Questions we hear about this
Why does my furnace turn on and off every few minutes?
The most common cause is a plugged air filter. Restricted airflow makes the furnace overheat, the high-limit safety switch shuts the burner off, the furnace cools and relights, and the cycle repeats. Thermostat problems, blocked vent pipes on high-efficiency furnaces, and a dirty flame sensor are the next most likely causes.
Is furnace short cycling dangerous?
Usually the safety switches are doing their job, so the immediate risk is low. But repeated cycling wears out the igniter, blower, and heat exchanger, and repeated lockouts mean something is genuinely wrong. In Ontario, any work on the gas side of a furnace requires a TSSA-licensed gas technician. If you ever smell gas, leave the house and call your gas utility's emergency line before anything else.
Can I fix furnace short cycling myself?
Sometimes. Replace the filter, make sure supply and return vents are open, put fresh batteries in the thermostat, and check that the outside intake and exhaust pipes on a high-efficiency furnace are clear of snow, leaves, or nests. Anything beyond that, including the flame sensor, pressure switch, or gas valve, is legally licensed-technician work in Ontario.
Why does my furnace light and then shut off after a few seconds?
That specific light-then-die pattern usually points to a dirty flame sensor. The sensor cannot confirm the flame is burning, so the control board shuts the gas off as a safety measure. Cleaning or replacing the sensor is a quick job for a licensed tech.

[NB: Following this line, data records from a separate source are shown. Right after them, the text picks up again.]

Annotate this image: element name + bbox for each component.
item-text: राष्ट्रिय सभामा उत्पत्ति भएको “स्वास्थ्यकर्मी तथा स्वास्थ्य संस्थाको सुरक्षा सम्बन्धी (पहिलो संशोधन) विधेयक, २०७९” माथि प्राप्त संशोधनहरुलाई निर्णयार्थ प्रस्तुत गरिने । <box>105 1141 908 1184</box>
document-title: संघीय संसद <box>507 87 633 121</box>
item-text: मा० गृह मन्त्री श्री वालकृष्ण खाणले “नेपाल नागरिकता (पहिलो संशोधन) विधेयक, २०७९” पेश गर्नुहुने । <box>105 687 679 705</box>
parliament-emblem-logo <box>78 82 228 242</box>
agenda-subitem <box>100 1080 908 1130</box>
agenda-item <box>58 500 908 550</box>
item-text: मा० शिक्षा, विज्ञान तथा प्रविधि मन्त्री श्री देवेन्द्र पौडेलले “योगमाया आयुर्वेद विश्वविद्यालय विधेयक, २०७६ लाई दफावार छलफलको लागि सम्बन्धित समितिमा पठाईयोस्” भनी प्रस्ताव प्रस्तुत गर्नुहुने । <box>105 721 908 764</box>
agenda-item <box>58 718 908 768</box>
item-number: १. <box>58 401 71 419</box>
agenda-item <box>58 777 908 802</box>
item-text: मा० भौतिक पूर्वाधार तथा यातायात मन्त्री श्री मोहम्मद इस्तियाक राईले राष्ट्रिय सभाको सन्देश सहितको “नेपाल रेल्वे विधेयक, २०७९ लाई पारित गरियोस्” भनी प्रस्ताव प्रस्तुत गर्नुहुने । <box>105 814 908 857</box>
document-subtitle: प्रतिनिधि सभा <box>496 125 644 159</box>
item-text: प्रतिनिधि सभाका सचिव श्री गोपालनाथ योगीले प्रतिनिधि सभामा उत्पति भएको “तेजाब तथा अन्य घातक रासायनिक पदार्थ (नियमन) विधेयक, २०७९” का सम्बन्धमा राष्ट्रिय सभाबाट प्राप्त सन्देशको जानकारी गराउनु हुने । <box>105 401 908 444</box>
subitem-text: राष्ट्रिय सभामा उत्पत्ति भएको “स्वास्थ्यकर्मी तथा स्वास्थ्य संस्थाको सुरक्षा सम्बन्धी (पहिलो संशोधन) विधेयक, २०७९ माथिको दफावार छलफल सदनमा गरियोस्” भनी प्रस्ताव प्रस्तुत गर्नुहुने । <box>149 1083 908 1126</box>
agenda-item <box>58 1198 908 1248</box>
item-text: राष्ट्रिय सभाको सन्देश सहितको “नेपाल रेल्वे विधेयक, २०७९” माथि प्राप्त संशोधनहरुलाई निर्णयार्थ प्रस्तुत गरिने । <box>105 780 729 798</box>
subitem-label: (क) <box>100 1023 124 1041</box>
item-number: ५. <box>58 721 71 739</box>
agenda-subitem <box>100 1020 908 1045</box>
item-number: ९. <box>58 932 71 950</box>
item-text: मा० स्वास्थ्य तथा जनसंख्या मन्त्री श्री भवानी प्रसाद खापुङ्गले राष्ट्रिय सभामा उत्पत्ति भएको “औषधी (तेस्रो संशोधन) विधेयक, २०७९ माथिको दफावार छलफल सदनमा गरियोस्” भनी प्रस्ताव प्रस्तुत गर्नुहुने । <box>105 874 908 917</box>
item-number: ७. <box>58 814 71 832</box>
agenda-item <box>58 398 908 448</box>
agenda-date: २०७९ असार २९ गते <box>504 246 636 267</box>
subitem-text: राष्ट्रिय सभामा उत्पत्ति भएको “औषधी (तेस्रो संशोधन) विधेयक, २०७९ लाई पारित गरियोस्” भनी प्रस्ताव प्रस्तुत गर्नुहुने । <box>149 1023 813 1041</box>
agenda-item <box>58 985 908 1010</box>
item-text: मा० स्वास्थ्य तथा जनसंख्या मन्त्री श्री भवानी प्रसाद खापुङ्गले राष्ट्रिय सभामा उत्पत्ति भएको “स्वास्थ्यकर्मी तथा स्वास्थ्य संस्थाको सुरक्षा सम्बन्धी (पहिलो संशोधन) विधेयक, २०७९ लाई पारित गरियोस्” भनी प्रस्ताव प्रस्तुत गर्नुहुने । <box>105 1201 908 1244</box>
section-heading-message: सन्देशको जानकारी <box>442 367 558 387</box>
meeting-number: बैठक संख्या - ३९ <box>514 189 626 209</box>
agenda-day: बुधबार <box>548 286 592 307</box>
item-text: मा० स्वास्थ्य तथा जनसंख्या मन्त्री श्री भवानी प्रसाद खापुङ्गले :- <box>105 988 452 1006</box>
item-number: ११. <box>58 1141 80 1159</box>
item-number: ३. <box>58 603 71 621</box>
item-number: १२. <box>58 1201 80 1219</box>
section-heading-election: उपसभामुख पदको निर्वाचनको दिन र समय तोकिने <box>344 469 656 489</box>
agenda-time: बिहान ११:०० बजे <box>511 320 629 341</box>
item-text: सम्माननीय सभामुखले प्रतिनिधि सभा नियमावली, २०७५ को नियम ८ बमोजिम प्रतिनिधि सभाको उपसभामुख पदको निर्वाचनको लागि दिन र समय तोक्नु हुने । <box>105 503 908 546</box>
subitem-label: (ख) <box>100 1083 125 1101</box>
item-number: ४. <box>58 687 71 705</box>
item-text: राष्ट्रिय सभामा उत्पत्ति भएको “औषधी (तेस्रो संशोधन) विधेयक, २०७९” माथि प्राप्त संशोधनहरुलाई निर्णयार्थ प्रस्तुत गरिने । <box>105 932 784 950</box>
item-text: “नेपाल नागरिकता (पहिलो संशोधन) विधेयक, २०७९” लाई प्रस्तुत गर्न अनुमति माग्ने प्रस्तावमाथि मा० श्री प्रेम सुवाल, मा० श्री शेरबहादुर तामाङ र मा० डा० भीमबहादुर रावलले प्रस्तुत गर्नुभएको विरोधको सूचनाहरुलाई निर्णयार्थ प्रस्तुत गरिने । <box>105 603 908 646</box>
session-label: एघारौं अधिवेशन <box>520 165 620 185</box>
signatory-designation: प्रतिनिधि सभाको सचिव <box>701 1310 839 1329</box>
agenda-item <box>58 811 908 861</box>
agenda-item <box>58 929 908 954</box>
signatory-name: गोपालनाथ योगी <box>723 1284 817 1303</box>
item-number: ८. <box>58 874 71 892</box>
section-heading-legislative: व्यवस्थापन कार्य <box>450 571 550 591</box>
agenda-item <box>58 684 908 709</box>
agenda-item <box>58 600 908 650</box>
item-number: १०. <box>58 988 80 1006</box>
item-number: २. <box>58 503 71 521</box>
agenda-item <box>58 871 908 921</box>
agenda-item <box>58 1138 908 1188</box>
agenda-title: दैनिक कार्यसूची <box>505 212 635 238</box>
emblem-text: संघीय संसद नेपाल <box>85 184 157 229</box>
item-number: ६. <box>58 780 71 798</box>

How much does it cost to diagnose a short cycling furnace?
Our diagnostic visit is $99, and it's credited down to $49 when we do the repair. We serve Tillsonburg, Woodstock, Ingersoll, Norwich, Delhi, and the surrounding Oxford, Brant, Norfolk, and Elgin county area.
Does an oversized furnace cause short cycling?
Yes. A furnace that is too big for the house heats the space so quickly that the thermostat shuts it off within minutes, then it fires again as the house cools. Nothing is broken, but the constant starts wear it out early and heat the house unevenly. A proper diagnosis will tell you whether your short cycling is a repairable fault or a sizing problem.